3. Reasoning based upon unspoken information
In 2026, the most embarrassing AI benchmark was DeepMind’s addition of a hidden-information section to the Kaggle Game Arena. In total ten of the leading LLMs participated. All were unable to accurately reason through dynamic scenarios that necessitated understanding what the opponent knew, did not know and might conceal. The winner of the competition failed to defeat a moderately skilled human player for fifteen minutes.
Specialized systems built for this exact problem have been beating expert humans since 2017 – systems that are running in production at engineering teams that built adversarial-environment infrastructure. These systems operate under a fundamentally different architecture than LLMs and do not even utilize language processing technology. Therefore, LLMs should not be considered the right tools for this class of reasoning problems. Scaling LLMs more isn’t going to fix it.
4. Counting
Yes, in 2026, there exist models that can generate functioning code yet continue to have trouble counting the amount of words in a given sentence. Models operate on tokens not letters, therefore they cannot directly determine whether a token corresponds to multiple characters.

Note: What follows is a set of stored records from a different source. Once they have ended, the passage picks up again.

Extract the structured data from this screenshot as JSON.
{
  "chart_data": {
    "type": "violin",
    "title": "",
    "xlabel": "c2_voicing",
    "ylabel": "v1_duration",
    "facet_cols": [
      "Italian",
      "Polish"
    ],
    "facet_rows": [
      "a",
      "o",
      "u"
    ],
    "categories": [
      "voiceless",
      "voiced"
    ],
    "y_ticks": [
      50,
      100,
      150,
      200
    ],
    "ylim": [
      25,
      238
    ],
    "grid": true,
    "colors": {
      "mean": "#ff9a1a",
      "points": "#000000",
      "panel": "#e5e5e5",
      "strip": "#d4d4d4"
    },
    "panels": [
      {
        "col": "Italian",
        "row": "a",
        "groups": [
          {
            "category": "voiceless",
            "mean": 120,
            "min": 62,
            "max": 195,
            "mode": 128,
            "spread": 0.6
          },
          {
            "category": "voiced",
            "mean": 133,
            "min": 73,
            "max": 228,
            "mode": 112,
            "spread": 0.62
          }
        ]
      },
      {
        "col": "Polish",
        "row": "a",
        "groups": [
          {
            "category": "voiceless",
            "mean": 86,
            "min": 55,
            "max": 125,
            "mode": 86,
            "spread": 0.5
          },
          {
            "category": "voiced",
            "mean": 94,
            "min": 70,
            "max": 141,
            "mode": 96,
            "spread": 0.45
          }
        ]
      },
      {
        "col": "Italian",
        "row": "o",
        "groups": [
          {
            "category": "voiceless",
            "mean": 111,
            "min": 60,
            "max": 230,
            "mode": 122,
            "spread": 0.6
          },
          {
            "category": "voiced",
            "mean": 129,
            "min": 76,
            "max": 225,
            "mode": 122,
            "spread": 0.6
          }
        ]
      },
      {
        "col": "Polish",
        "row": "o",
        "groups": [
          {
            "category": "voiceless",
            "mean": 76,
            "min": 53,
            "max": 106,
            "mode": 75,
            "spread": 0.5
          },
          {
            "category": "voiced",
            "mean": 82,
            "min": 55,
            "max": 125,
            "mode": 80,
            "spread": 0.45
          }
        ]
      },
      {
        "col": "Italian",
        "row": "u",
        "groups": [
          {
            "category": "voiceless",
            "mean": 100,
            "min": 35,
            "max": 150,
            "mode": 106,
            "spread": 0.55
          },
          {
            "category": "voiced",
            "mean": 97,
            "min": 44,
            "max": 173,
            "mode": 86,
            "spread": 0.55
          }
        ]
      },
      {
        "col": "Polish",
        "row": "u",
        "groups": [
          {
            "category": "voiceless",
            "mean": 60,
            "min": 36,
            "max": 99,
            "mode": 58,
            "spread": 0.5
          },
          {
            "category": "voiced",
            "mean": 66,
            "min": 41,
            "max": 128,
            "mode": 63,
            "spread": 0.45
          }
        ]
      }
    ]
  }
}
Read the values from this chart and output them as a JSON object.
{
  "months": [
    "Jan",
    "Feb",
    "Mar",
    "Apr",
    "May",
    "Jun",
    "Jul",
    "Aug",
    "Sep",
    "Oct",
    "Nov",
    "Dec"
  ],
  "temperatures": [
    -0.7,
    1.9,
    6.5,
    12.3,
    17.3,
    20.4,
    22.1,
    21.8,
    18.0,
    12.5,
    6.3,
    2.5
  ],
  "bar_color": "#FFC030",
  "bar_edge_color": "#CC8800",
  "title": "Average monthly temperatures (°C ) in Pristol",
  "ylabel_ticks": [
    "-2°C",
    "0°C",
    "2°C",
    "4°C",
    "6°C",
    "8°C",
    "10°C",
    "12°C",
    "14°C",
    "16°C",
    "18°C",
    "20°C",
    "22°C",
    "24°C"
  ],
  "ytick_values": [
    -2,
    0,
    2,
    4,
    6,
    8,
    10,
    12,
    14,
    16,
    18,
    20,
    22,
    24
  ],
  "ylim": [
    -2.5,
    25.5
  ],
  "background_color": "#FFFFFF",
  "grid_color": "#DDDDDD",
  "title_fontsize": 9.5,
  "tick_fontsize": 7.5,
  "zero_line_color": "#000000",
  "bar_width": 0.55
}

If you ask a state-of-the-art chatbot how many R’s appear in the word strawberry you will receive anywhere from two, three, or an explanation stating that your question does not make sense.

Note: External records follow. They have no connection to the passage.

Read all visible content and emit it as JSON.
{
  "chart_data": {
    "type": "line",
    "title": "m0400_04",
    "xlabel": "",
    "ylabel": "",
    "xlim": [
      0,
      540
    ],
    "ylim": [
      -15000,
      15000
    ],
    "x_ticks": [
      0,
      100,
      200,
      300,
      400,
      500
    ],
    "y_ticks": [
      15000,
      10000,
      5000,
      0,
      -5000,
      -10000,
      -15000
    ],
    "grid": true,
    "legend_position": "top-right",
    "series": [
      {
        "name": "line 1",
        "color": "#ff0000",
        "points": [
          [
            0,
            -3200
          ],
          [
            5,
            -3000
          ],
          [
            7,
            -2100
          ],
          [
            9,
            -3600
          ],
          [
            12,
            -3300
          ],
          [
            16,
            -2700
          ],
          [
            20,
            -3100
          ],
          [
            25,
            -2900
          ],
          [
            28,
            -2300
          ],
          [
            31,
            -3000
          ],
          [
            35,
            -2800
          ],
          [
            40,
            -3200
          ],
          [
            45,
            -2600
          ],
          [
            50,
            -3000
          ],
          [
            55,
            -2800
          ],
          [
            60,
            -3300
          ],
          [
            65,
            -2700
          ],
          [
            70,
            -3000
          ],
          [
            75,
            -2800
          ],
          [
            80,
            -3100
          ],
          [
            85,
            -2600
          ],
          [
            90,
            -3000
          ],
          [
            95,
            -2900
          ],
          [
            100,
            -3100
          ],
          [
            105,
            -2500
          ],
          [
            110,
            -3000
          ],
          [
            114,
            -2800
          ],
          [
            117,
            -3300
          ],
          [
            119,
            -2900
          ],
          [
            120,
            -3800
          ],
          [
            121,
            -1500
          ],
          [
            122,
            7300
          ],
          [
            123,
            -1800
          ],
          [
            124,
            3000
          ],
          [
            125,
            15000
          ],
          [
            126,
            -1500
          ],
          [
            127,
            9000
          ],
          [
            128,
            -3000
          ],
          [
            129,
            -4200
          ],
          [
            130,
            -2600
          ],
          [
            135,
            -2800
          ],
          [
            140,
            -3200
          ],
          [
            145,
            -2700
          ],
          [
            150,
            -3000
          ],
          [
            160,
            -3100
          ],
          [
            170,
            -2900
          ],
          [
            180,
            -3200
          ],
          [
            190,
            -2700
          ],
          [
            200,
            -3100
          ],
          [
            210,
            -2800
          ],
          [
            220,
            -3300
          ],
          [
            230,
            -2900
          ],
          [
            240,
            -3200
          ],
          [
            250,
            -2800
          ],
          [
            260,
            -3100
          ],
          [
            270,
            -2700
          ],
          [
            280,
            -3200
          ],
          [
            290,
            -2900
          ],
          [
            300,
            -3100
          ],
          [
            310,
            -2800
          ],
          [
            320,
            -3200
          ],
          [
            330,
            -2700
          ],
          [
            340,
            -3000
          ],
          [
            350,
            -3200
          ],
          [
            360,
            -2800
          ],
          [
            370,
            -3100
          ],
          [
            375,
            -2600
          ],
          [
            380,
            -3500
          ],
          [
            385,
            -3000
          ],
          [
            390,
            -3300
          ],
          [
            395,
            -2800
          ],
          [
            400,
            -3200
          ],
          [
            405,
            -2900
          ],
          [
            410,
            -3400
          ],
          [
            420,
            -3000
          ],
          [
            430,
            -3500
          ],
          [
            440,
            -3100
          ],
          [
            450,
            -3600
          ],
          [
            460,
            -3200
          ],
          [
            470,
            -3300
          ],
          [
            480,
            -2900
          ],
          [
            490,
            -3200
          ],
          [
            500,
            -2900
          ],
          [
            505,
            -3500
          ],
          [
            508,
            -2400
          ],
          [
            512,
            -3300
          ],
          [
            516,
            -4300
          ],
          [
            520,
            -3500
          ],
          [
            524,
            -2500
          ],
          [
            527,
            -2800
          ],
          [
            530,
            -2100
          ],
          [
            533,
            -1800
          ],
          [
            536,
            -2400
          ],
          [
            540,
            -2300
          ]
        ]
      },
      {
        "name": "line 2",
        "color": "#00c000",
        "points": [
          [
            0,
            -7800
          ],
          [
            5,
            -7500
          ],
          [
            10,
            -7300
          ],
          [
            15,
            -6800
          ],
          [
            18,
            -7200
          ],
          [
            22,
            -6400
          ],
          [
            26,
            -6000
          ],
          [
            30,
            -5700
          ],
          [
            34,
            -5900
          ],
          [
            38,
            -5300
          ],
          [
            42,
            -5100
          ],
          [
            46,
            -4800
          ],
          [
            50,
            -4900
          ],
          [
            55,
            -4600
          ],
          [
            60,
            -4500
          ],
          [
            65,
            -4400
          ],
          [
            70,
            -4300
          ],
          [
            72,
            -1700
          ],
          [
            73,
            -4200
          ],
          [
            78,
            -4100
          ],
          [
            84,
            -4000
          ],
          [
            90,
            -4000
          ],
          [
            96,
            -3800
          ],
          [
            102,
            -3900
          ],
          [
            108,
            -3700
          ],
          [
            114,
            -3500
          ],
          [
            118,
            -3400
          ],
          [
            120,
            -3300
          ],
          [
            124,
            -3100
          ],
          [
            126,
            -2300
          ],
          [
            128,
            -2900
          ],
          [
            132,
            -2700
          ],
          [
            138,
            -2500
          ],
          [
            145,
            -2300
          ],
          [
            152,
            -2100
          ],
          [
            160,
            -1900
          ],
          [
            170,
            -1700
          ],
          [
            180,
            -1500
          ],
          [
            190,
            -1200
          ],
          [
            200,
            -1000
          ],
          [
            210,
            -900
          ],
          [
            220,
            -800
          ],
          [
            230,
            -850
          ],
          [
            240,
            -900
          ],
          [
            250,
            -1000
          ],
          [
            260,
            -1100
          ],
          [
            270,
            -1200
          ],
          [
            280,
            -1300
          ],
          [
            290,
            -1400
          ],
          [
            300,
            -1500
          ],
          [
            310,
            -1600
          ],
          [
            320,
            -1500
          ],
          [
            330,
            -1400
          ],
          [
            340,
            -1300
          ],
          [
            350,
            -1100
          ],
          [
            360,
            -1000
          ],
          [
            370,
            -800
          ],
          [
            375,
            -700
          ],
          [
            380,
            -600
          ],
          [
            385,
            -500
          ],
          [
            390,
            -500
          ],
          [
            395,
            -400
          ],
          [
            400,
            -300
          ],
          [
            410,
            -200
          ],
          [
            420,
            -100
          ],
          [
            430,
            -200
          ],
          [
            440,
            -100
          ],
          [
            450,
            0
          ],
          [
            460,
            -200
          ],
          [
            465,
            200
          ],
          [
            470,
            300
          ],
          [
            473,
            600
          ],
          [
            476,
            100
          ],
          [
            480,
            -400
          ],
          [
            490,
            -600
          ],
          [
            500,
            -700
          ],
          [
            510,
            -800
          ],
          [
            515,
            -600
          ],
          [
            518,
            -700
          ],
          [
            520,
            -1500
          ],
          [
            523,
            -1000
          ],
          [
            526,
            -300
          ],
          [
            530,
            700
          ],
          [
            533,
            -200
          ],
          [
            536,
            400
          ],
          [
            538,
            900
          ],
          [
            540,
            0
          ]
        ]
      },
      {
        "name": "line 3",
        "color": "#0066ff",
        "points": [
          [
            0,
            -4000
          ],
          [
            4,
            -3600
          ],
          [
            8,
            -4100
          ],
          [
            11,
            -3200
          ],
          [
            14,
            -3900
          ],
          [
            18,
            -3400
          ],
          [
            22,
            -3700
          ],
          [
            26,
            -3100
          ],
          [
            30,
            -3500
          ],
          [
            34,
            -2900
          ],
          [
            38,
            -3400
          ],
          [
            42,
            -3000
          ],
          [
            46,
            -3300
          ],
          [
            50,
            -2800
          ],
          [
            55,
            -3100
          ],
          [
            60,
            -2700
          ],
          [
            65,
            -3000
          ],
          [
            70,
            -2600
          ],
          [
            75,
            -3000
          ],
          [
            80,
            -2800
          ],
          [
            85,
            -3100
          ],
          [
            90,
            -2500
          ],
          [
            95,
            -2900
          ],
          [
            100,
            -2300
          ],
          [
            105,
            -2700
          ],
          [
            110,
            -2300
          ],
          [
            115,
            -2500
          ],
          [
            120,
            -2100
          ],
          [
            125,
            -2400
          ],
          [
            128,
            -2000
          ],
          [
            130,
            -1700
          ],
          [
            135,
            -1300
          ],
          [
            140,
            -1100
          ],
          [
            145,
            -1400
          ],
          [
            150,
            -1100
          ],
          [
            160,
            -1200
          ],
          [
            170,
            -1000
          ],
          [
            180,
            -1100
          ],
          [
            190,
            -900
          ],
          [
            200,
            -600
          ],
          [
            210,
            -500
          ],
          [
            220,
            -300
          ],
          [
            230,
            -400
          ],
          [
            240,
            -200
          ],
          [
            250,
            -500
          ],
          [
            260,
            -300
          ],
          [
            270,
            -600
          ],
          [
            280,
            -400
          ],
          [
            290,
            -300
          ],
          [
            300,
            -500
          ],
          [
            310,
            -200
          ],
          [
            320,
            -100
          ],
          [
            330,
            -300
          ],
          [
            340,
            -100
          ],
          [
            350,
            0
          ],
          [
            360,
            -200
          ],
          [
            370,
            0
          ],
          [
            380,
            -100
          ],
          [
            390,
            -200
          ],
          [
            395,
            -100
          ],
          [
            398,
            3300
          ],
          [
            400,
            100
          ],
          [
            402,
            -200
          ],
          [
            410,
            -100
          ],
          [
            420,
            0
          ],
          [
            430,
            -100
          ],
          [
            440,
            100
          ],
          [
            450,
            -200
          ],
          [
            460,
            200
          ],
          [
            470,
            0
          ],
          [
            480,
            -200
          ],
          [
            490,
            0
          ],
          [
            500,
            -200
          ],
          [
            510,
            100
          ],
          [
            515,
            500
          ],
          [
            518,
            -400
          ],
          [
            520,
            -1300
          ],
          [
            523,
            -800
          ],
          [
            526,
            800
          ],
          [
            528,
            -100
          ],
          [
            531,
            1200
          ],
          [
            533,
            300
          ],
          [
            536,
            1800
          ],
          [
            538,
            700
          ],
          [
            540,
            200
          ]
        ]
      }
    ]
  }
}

There exists an entire subgenre of viral screenshots documenting this error. With each successive model update there appears to be a solution for strawberry but another solution fails due to a slightly different word. The architecture utilized by models remains unchanged.
5. Recognizing when it has been convinced into accepting a ridiculous conclusion
Modern LLM’s can easily be argued into making a questionable assertion. If you ask an LLM “Is X true?” it will indicate no. If you respond “Actually I believe X to be true because [flimsy reasoning],” then observe as it agrees. This is not due to politeness; rather it is due to the training pressures placed on LLM’s (I.e., not argue too much with users) outweighing its inherent knowledge.
This phenomenon is known as sycophancy and has been studied sufficiently that all major laboratories report their internal metrics regarding sycophancy in their releases. Unfortunately, these metrics are not ideal. The possible solutions are incomplete. And while this phenomenon is humorous when encountered in practice – confidently incorrect followed immediately by confident agreement – it is both frustrating and damaging when practiced in serious applications.
To put 2026 in honest terms: AI is really helpful for doing many things humans have difficulty performing. However, there is a larger gap between marketing claims (“general reasoning”) and the true capabilities (“extremely impressive surface level autocompletion”). Knowing which specific failure mechanisms occur and where they occur is likely to prevent embarrassment with regard to utilizing these tools properly.
Additionally, the failure mechanisms are stable. The same things that don’t work in GPT-5 didn’t work in GPT-4 and won’t work in GPT-6. When you know the list of failure mechanisms (the list above), you cease to become surprised when they fail.